Konrad Sioui espère que le Saint-Père ira plus loin que des excuses, jeudi, à la basilique Sainte-Anne-de-Beaupré.
« Demain, on en veut plus », indique-t-il.
M. Sioui souhaite un discours qui mettra la table pour une collaboration sans obstacle entre l’Église catholique et les peuples autochtones.
Outre le volet principal qui concerne les violences commises dans les pensionnats, M. Sioui espère entendre le pape sur l’accès au Vatican, aux différentes bibliothèques et aux archives, « pour que l’on puisse trouver des réponses ».
Il souhaite qu’il lance un message aux différents diocèses, incluant celui de Québec, afin qu’ils permettent aux Premières Nations d’avoir accès au territoire, au développement territorial et économique.
Il espère également que le souverain pontife aura une pensée spéciale pour leurs ancêtres, les aînés, les femmes et les enfants.
Le pape « tourne autour du pot »

Remplis d’espoir à leur arrivée sur les plaines d’Abraham, au terme d’un éreintant périple de 275 km, certains marcheurs autochtones n’ont pas caché leur déception à la fin de la journée. Ils étaient partis de Mashteuiatsh au Lac-Saint-Jean il y a six jours.
« Ça a été express. Je ne sais pas s’il nous a vus. J’ai l’impression que la tournée de la papemobile, c’est pour faire plaisir aux fidèles et pas nécessairement pour aller à la rencontre des Autochtones », a réagi Jay Launière-Mathias, directeur général de l’organisme Puamun Meshkenu.
« On ne nous avait pas fait de promesses au sujet d’un arrêt du pape, mais on m’avait dit que si j’avais un bébé dans les bras, ça se peut qu’il arrête... Une gang d’Autochtones qui ont marché 275 km pour venir ici et soutenir les survivants, il faut croire que ce n’est pas assez. La prochaine fois, on fera des enfants ! » a-t-il ironisé, visiblement déçu.
Le discours prononcé à la Citadelle de Québec a également fait chou blanc auprès du Dr Stanley Vollant.
« Très déçu parce qu’il a tourné autour du pot. J’ai trouvé le discours d’Edmonton beaucoup plus émotif, transparent. Le discours d’aujourd’hui m’a laissé complètement froid. »
Une responsabilité à moitié assumée

Le chef de l’Assemblée des Premières Nations Québec-Labrador, Ghislain Picard, a lui aussi eu une réaction plutôt mitigée, mercredi, en fin de journée.

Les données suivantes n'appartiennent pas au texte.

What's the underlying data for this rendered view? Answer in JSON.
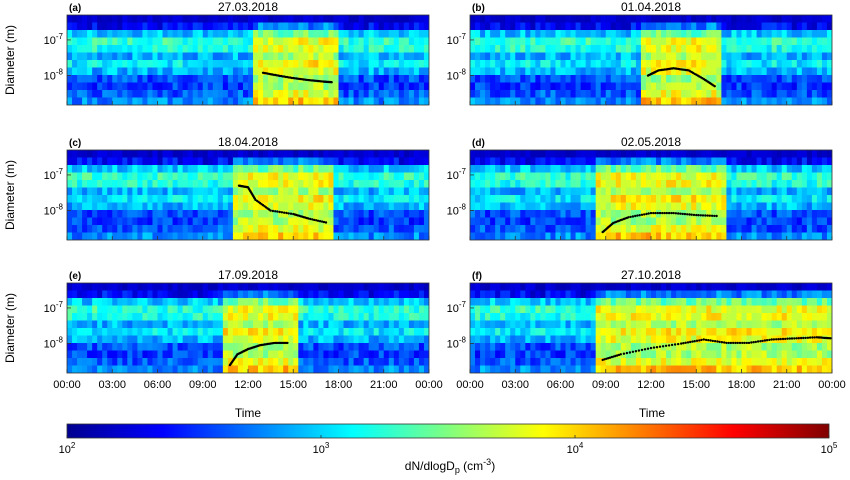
{
  "figure": {
    "ylabel": "Diameter (m)",
    "xlabel": "Time",
    "x_ticks": [
      "00:00",
      "03:00",
      "06:00",
      "09:00",
      "12:00",
      "15:00",
      "18:00",
      "21:00",
      "00:00"
    ],
    "colorbar_label": "dN/dlogD",
    "colorbar_label_sub": "p",
    "colorbar_label_units": " (cm",
    "colorbar_label_exp": "-3",
    "colorbar_label_close": ")",
    "colorbar_ticks": [
      {
        "base": "10",
        "exp": "2"
      },
      {
        "base": "10",
        "exp": "3"
      },
      {
        "base": "10",
        "exp": "4"
      },
      {
        "base": "10",
        "exp": "5"
      }
    ],
    "y_ticks": [
      {
        "base": "10",
        "exp": "-7"
      },
      {
        "base": "10",
        "exp": "-8"
      }
    ],
    "colormap": [
      "#00008f",
      "#0000ff",
      "#0080ff",
      "#00ffff",
      "#80ff80",
      "#ffff00",
      "#ff8000",
      "#ff0000",
      "#800000"
    ]
  },
  "chart_data": [
    {
      "type": "heatmap",
      "panel_label": "(a)",
      "title": "27.03.2018",
      "xlabel": "",
      "ylabel": "Diameter (m)",
      "x_range_hours": [
        0,
        24
      ],
      "y_scale": "log",
      "y_range_m": [
        1.5e-09,
        5e-07
      ],
      "color_scale": "log",
      "color_range": [
        100,
        100000
      ],
      "growth_track": {
        "x_hours": [
          13.0,
          14.0,
          15.0,
          16.0,
          17.0,
          17.6
        ],
        "y_m": [
          1.2e-08,
          1e-08,
          8.5e-09,
          7.5e-09,
          6.8e-09,
          6.5e-09
        ]
      }
    },
    {
      "type": "heatmap",
      "panel_label": "(b)",
      "title": "01.04.2018",
      "xlabel": "",
      "ylabel": "",
      "x_range_hours": [
        0,
        24
      ],
      "y_scale": "log",
      "y_range_m": [
        1.5e-09,
        5e-07
      ],
      "color_scale": "log",
      "color_range": [
        100,
        100000
      ],
      "growth_track": {
        "x_hours": [
          11.8,
          12.5,
          13.5,
          14.5,
          15.5,
          16.3
        ],
        "y_m": [
          1e-08,
          1.4e-08,
          1.6e-08,
          1.4e-08,
          8e-09,
          4.8e-09
        ]
      }
    },
    {
      "type": "heatmap",
      "panel_label": "(c)",
      "title": "18.04.2018",
      "xlabel": "",
      "ylabel": "Diameter (m)",
      "x_range_hours": [
        0,
        24
      ],
      "y_scale": "log",
      "y_range_m": [
        1.5e-09,
        5e-07
      ],
      "color_scale": "log",
      "color_range": [
        100,
        100000
      ],
      "growth_track": {
        "x_hours": [
          11.4,
          12.0,
          12.5,
          13.5,
          15.0,
          16.0,
          17.3
        ],
        "y_m": [
          5e-08,
          4.5e-08,
          2e-08,
          1e-08,
          8e-09,
          6e-09,
          4.5e-09
        ]
      }
    },
    {
      "type": "heatmap",
      "panel_label": "(d)",
      "title": "02.05.2018",
      "xlabel": "",
      "ylabel": "",
      "x_range_hours": [
        0,
        24
      ],
      "y_scale": "log",
      "y_range_m": [
        1.5e-09,
        5e-07
      ],
      "color_scale": "log",
      "color_range": [
        100,
        100000
      ],
      "growth_track": {
        "x_hours": [
          8.8,
          9.5,
          10.5,
          12.0,
          13.5,
          15.0,
          16.5
        ],
        "y_m": [
          2.5e-09,
          4.5e-09,
          6.5e-09,
          8.5e-09,
          8.5e-09,
          7.5e-09,
          7e-09
        ]
      }
    },
    {
      "type": "heatmap",
      "panel_label": "(e)",
      "title": "17.09.2018",
      "xlabel": "Time",
      "ylabel": "Diameter (m)",
      "x_range_hours": [
        0,
        24
      ],
      "y_scale": "log",
      "y_range_m": [
        1.5e-09,
        5e-07
      ],
      "color_scale": "log",
      "color_range": [
        100,
        100000
      ],
      "growth_track": {
        "x_hours": [
          10.8,
          11.3,
          12.0,
          12.8,
          13.8,
          14.7
        ],
        "y_m": [
          2.5e-09,
          5e-09,
          7e-09,
          9e-09,
          1.05e-08,
          1.05e-08
        ]
      }
    },
    {
      "type": "heatmap",
      "panel_label": "(f)",
      "title": "27.10.2018",
      "xlabel": "Time",
      "ylabel": "",
      "x_range_hours": [
        0,
        24
      ],
      "y_scale": "log",
      "y_range_m": [
        1.5e-09,
        5e-07
      ],
      "color_scale": "log",
      "color_range": [
        100,
        100000
      ],
      "growth_track": {
        "x_hours": [
          8.8,
          10.0,
          12.0,
          14.0,
          15.5,
          17.0,
          18.5,
          20.0,
          21.5,
          23.0,
          24.0
        ],
        "y_m": [
          3.5e-09,
          5e-09,
          7.5e-09,
          1e-08,
          1.3e-08,
          1.05e-08,
          1.05e-08,
          1.3e-08,
          1.4e-08,
          1.5e-08,
          1.4e-08
        ]
      }
    }
  ]
}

Croisé sur les plaines d’Abraham, M. Picard s’est réjoui que des excuses aient à nouveau été prononcées par le pape François, mais il aurait aimé que le Saint-Père aille plus loin.
« Là où je reste sur mon appétit, c’est qu’on réussit toujours à tracer une ligne entre certains chrétiens, certains individus et la responsabilité de l’Église comme institution. C’est extrêmement important à nos yeux qu’on puisse reconnaître pleinement le blâme », a-t-il réagi. D’autres Autochtones croisés sur les lieux partageaient son point de vue.

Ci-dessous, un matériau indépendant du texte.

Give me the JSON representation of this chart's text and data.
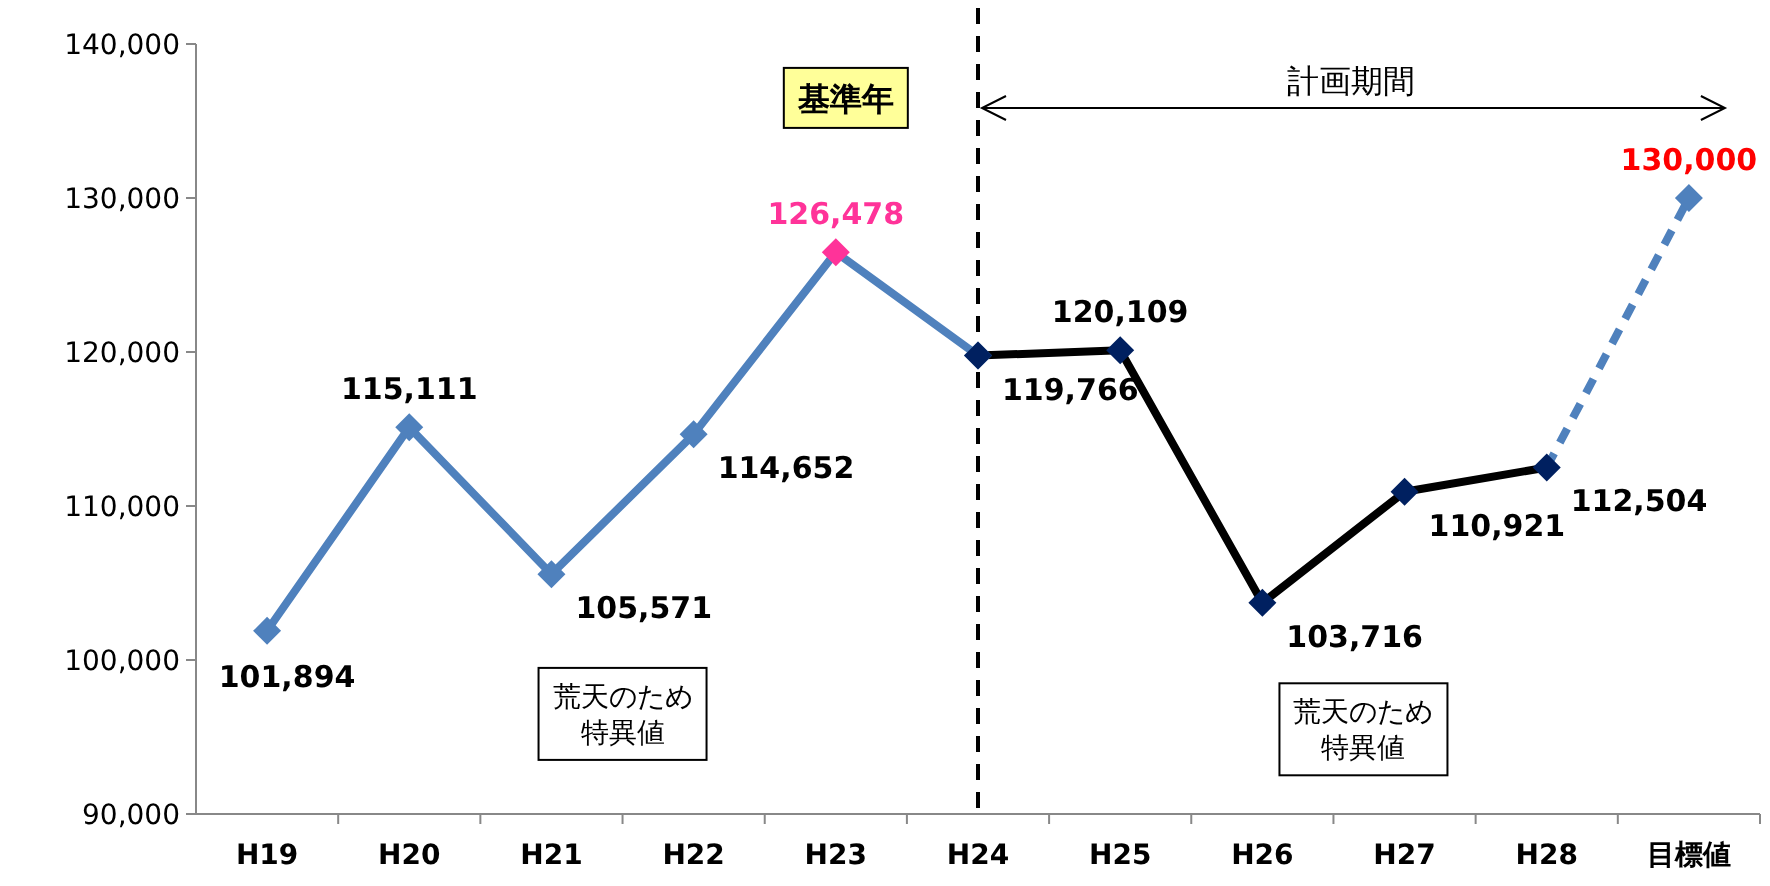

Entre joie et tristesse pour plusieurs Autochtones

Simone Dubé, originaire de Manawan dans Lanaudière, a vécu trois ans dans un pensionnat autochtone. Elle est arrivée à Québec mardi soir, en compagnie de sa mère.

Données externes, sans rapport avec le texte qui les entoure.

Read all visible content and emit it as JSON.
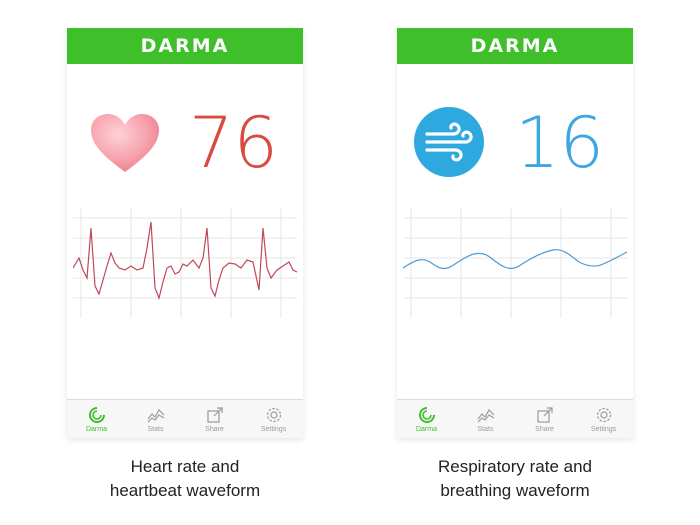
{
  "brand": "DARMA",
  "tabs": [
    {
      "label": "Darma",
      "icon": "darma-logo-icon",
      "active": true
    },
    {
      "label": "Stats",
      "icon": "stats-chart-icon",
      "active": false
    },
    {
      "label": "Share",
      "icon": "share-icon",
      "active": false
    },
    {
      "label": "Settings",
      "icon": "gear-icon",
      "active": false
    }
  ],
  "heart_panel": {
    "value": "76",
    "icon": "heart-icon",
    "value_color": "#d94a40",
    "wave_color": "#c0485a",
    "caption_line1": "Heart rate and",
    "caption_line2": "heartbeat waveform"
  },
  "breath_panel": {
    "value": "16",
    "icon": "wind-icon",
    "value_color": "#3ea6e0",
    "wave_color": "#4a9cd6",
    "caption_line1": "Respiratory rate and",
    "caption_line2": "breathing waveform"
  },
  "colors": {
    "brand_green": "#3fc02a"
  }
}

« Je n’ai pas vécu d’abus, mais j’ai [vécu] des choses difficiles », laisse-t-elle tomber.
Les excuses sont donc très importantes pour elle, et elle se réjouit de pouvoir rencontrer le pape en personne.
Mme Dubé était bien installée près de la scène et sur le bord de la clôture, afin de bien voir le Saint-Père.
La visite du pape était très importante pour Fabien Awashish, un Attikamek originaire d’Obedjiwan, en Mauricie.
« Je veux accueillir le pape. Je suis croyant, je crois beaucoup en l’Église catholique », partage-t-il.
Les circonstances de la visite papale étaient également un volet important pour M. Awashish.
« Les excuses, c’est vraiment important pour moi. Ça fait du bien. C’est une première étape, mais il y a du cheminement à faire encore », fait-il valoir, ajoutant que ce « chemin est long ».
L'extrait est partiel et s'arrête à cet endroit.